I've also been reading the quarterly Poetry and Drama in a bound volume I got from the UW library: not nearly as satisfying as the .pdfs on the MJP, but a little easier on the eyes. Poetry and Drama is completely shocked by the war, more than The Little Review or any of the other journals I have read. Harold Monro's opening article explains that wartime is not a time for good writing--patriotic writing will drown out art, with a few exceptions (one in this issue is Frost's "Home Burial"). One gets a sense of depression and desperation: Monro calls for the formation of a "Literary Emergency Fund" to support people of letters who have been made unemployed by the war, for one example.

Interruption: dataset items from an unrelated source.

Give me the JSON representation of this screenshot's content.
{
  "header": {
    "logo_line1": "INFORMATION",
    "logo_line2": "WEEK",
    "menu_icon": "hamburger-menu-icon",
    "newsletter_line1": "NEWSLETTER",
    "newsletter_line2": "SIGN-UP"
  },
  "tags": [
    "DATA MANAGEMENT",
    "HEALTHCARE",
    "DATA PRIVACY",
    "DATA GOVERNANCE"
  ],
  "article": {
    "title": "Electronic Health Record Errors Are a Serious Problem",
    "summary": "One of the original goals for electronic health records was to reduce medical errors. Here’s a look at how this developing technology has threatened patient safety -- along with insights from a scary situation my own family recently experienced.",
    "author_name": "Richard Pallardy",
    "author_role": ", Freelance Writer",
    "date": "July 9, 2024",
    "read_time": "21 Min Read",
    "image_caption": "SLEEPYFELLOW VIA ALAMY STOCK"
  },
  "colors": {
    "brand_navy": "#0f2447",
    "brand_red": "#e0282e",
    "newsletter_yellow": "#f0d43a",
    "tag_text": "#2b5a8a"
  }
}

Perhaps the most telling article, though, is "French Chronicle" by F.S. Flint. He meditates, sitting at the English Channel, on the dangers being faced by his French poet-friends. One, Charles Peguy, has already been killed. Flint is furious at the Germans, angry at being rejected for military service, wishing England had conscription. He, too, though, is hopeful that France will defeat the barbarous Germans and that literature will emerge from the war stronger than it was at the outset.

Poetry's September issue doesn't mention the war, but it includes an essay by Joyce Kilmer on Gerard Manley Hopkins, who he "gets." This is cool but sad, because Kilmer will be killed in the war. Also features a plea for funds to support the magazine. Sorry to be so lazy about Poetry, but perhaps my readers will understand.

To overgeneralize horribly, here's a quick and silly and probably useless summary of the journals' opinions on the war and its causes:

The New Age: civilization vs. barbarians (categories permeable).
The Masses: traders vs. traders, with the rest of us caught in a web of lies.
The Egoist: vigorous German people vs. almost-awakened soon-to-be vigorous English people.
The Little Review: the war is the outcome of a bankrupt system of civilization.
Poetry and Drama: this is no time for literature.
Poetry: please donate money to Poetry magazine!